Et même s’il s’avoue davantage séduit par les intentions de Besix que par celles d’Urbanove, il craint fort que le centre commercial ne trouve pas ses clients. "D’accord, un projet mixte avec logements et services est une meilleure option. Mais en ce qui concerne les commerces, j’ai peur que ce soit trop tard pour essayer d’implanter un centre commercial à Namur. Si l’on passe à côté de l’effet positif, il ne restera que l’effet négatif pour le petit commerce."

"On a déjà 47 personnes pour la liste"

Défi présentera à Namur une liste complète, c’est désormais acquis.

Certains étaient dubitatifs sur la capacité du duo Pierre-Yves Dupuis-Françoise Kinet à rassembler 45 autres candidats alors que leur arrivée avait fait fuir 14 membres de Défi à la fin de l’année dernière. À la mi-mars, moins de trois mois après leur arrivée en fanfare, ils ont déjà réussi ce challenge.

"Je ne dis pas que la liste est faite, mais nous avons les 47 personnes prêtes à y figurer.
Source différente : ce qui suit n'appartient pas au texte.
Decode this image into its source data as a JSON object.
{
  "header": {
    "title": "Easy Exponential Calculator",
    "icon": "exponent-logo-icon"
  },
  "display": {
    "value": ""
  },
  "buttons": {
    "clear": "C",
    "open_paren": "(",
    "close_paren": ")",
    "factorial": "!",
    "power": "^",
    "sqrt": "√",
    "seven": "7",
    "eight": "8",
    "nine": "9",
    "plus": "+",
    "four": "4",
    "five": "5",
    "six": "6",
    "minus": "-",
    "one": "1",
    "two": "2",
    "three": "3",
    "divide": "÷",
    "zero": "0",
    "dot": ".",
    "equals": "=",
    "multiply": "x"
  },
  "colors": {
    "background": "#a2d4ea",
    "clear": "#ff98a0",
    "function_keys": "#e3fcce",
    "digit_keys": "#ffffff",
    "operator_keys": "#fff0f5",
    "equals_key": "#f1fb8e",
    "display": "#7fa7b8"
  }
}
Et sans faire appel à des attachés de cabinet comme ce peut être le cas dans d’autres formations", se réjouit la locomotive namuroise, qui a réussi à attirer le CDH Maxime Jonard en troisième place. "Symboliquement, c’était important de montrer que Défi proposait une liste d’ouverture avec des gens de tous les horizons politiques." Arrivera-t-il à débaucher un candidat issu d’Ecolo ? "Il y a des discussions…"

Défi sera sans doute le parti namurois proposant le plus de nouvelles têtes, des personnes qui ne s’étaient jamais présentées auparavant. "Certaines le feront par sympathie, pour être utiles, pour nous soutenir, sans avoir d’ambition politique. C’est la raison pour laquelle beaucoup d’entrevues ont encore lieu. J’ai en moyenne quatre rendez-vous par semaine. On n’a pas envie d’aligner 47 noms, mais de proposer une liste qui représente les hommes et les femmes de tous âges et d’un maximum de profils et de localités différentes", explique Pierre-Yves Dupuis.

Il se dit ravi de l’accueil réservé à Défi. "Je ne dis pas que j’arrive à convaincre tout le monde, mais toutes les personnes à qui je vais parler n’ont aucun a priori par rapport à Défi, qui se positionne au centre-droit tout en ayant des positions claires sur la bonne gouvernance." Quant aux 14 démissionnaires de décembre dernier… "Ils n’ont pas compris que l’on pouvait travailler main dans la main. Ils rejetaient purement et simplement Françoise Kinet et s’appropriaient la première place sans discussion. Ils se sont braqués : dommage, mais tant pis", conclut-il.